The authors would like to acknowledge research support from GE Healthcare


[1] Naganawa, S., Kawai, H., Fukatsu, H., Sakurai, Y., AOKI, I., MIURA, S., MIMURA, T., KANAZAWA, H. and ISHIGAKI, T., 2005. Diffusion-weighted imaging of the liver: technical challenges and prospects for the future. Magnetic Resonance in Medical Sciences, 4(4), pp.175-186.

[2] Murphy, P., Wolfson, T., Gamst, A., Sirlin, C. and Bydder, M., 2013. Error model for reduction of cardiac and respiratory motion effects in quantitative liver DW‐MRI. Magnetic resonance in medicine, 70(5), pp.1460-1469.

[3] Kwee, T.C., Takahara, T., Niwa, T., Ivancevic, M.K., Herigault, G., Van Cauteren, M. and Luijten, P.R., 2009. Influence of cardiac motion on diffusion-weighted magnetic resonance imaging of the liver. Magnetic Resonance Materials in Physics, Biology and Medicine, 22(5), pp.319-325.

[4] Chen, N.K., Guidon, A., Chang, H.C. and Song, A.W., 2013. A robust multi-shot scan strategy for high-resolution diffusion weighted MRI enabled by multiplexed sensitivity-encoding (MUSE). Neuroimage, 72, pp.41-47.

[5] Zhang, Y., Holmes, J., Rabanillo, I., Guidon, A., Wells, S. and Hernando, D., 2018. Quantitative diffusion MRI using reduced field-of-view and multi-shot acquisition techniques: Validation in phantoms and prostate imaging. Magnetic resonance imaging, 51, pp.173-181.

[6] Aliotta, E., Wu, H.H. and Ennis, D.B., 2017. Convex optimized diffusion encoding (CODE) gradient waveforms for minimum echo time and bulk motion–compensated diffusion‐weighted MRI. Magnetic resonance in medicine, 77(2), pp.717-729.

[7] Peña-Nogales, Ó., Zhang, Y., Wang, X., Luis-Garcia, R., Aja-Fernández, S., H Holmes, J. and Hernando, D., 2018. Optimized Diffusion-Weighting Gradient Waveform Design (ODGD) formulation for motion compensation and concomitant gradient nulling.
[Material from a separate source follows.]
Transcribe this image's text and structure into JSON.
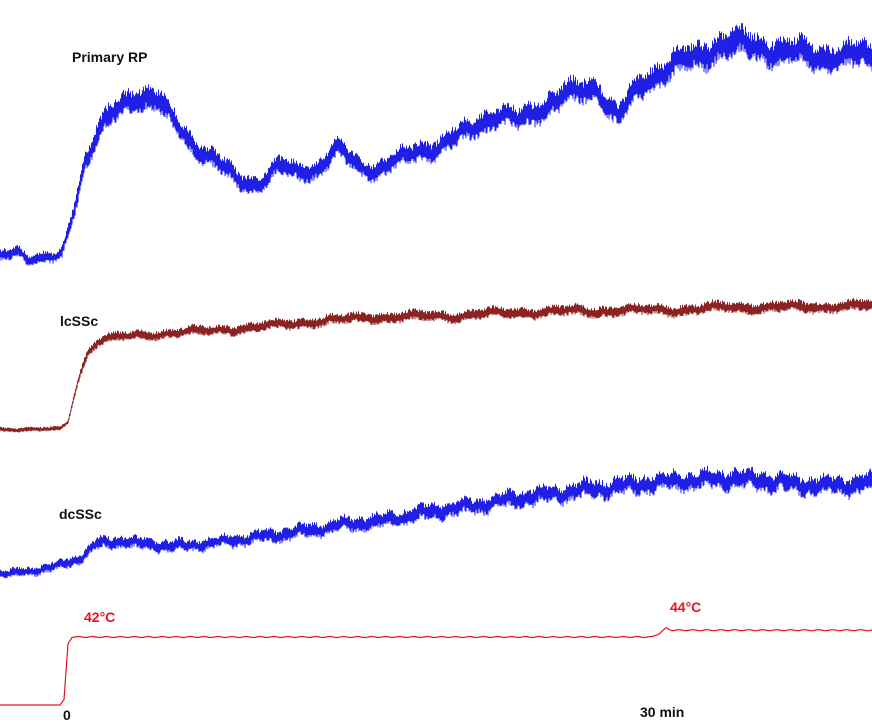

Magnetic resonance in medicine, early view.


Figure 1. MODI waveforms for motion compensated diffusion encoding. The solid line represents the encoding waveform for b=500s/mm2 and the dashed line is the waveform for b=100s/mm2.

Figure 2. Example images for a healthy volunteer comparing the conventional DWI and MODI waveforms with ssEPI and msEPI acquisitions. Motion-induced ADC bias can be seen in the left lobe (red arrows) from conventional DWI waveforms, which is corrected by MODI.

Figure 3. Example images of a healthy volunteer comparing the distortion artifact between ssEPI and msEPI acquisitions. Distortion artifact (red arrows) is visible especially in ssEPI acquisitions with conventional and MODI waveforms.